Por eso he venido diciendo que no es
poca cosa tal desafío.
No nos asusta y tampoco nos espanta;
por cuanto, estamos munidos de los Justos Títulos Traslaticios, en tanto
recursos probatorios de la propiedad y legitimidad histórica, jurídica y cartográfica
de Venezuela.
No hay nada que temer; dado que los
documentos que nos asisten no son expedientes con presunciones caprichosas,
empecinamientos de malcriadez. Son legajos iuris et de iure.
Expresamos absoluta coincidencia con
quienes han expuesto que las sentencias de la Sala Jurisdicente deben ser
acatadas, inclusive así el veredicto no haya sido del todo favorable para
alguna de las Partes en la controversia.
Lo decimos más claro aún, con el artículo (60)
del Estatuto de la Corte:
“El fallo será definitivo e
inapelable. En caso de desacuerdo sobre el sentido o el alcance del fallo, la
Corte lo interpretará a solicitud de cualquiera de las partes”.
Vamos a prepararnos, con racional
optimismo, por lo que vendrá muy pronto.
Si el litigio tomó, desde el 2020, el
rumbo y calificación que la propia Corte le confirió qué nos quedaba entonces,
sino apertrecharnos con nuestros
recursos históricos para exponerlos con justeza en todas las fases procesales ante
la Entidad Juzgadora.
Invitamos a nuestra Cancillería para
que haga la debida examinación de los hechos procesales hasta ahora
transcurridos; al tiempo que reconfirme la estructuración de las estrategias que
vamos a desarrollar próximamente.
¿Por qué lo manifestamos, casi como
clamor generalizado que hemos escuchado
en muchas partes?
Veamos.
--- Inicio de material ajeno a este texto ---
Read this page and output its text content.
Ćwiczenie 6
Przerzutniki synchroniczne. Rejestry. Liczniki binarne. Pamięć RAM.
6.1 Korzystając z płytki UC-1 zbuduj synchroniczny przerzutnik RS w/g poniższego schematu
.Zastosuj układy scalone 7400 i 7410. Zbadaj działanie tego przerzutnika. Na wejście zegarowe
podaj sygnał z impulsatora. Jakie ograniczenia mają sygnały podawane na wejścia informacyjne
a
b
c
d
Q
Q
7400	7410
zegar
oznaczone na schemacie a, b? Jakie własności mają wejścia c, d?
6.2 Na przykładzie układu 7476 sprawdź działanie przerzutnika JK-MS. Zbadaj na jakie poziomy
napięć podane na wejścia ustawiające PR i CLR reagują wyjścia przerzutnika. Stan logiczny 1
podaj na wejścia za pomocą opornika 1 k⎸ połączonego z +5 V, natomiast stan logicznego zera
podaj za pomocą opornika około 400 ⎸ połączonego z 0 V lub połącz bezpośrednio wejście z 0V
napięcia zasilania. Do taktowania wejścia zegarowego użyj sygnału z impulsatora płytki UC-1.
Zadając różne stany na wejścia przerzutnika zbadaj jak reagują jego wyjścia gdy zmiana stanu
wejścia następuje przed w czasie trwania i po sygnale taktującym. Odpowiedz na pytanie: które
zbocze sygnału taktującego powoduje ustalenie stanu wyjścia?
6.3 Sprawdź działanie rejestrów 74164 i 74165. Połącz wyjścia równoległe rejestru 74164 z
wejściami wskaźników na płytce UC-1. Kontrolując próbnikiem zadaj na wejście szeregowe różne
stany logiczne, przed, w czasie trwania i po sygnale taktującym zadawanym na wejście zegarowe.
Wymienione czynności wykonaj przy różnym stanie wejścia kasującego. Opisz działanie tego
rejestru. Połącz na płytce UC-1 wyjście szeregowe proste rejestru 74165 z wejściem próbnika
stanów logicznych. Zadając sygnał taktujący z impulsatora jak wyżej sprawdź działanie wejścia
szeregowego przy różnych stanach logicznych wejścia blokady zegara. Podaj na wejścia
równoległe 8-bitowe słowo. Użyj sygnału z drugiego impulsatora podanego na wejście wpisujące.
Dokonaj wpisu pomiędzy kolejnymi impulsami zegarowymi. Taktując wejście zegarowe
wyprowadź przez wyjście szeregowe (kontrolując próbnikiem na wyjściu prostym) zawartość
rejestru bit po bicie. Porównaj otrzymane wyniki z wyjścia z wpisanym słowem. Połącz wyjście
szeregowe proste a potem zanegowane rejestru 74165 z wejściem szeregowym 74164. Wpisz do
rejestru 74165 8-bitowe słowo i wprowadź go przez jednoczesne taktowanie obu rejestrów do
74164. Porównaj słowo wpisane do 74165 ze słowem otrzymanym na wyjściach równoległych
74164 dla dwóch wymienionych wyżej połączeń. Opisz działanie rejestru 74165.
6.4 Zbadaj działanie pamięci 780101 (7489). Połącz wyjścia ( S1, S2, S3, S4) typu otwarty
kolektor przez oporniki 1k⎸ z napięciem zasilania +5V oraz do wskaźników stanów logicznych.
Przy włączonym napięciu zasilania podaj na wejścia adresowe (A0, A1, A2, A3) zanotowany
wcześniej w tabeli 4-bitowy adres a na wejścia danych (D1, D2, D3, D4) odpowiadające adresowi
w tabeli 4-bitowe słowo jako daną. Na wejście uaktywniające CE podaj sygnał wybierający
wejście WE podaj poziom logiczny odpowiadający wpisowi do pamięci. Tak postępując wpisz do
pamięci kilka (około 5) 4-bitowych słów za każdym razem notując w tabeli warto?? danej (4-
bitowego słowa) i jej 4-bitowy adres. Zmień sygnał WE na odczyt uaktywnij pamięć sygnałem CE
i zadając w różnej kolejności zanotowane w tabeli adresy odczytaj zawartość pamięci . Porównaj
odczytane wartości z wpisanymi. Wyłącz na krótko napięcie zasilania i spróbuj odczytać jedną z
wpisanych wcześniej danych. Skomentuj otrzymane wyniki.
Es verdad que nuestro país
había invocado siempre el Acto procesal de No Comparecencia; porque no le
reconocíamos Jurisdicción a la Corte, como instancia idónea para dirimir la
controversia; y menos para conocer forma y fondo de este asunto; no obstante, la
realidad ha cambiado inmensamente, tras la determinación de autoconferimiento,
ya citada.
Frente al panorama que nos anuncian (y
acecha) hay que actuar con inteligencia.
Prestemos atención a lo siguiente:
cumplida la etapa preliminar y habiéndose evaluado tal decisión de la Corte (de
asignarse a sí misma la jurisdicción), por rara que nos haya parecido, nos
corresponde reflexionar lo que debemos hacer en las fases sucesivas, siempre
como Asunto de Estado; y no actos de gobiernos.
Los propósitos en la Política Exterior
de Venezuela, por la reclamación de la Guayana esequiba tienen que seguir con
seriedad y al amparo de una iniciativa con las características que describen la
fortaleza de una diplomacia abierta, para que avance de manera franca a los
ojos de la opinión pública. Que la gente participe y dé sus consideraciones.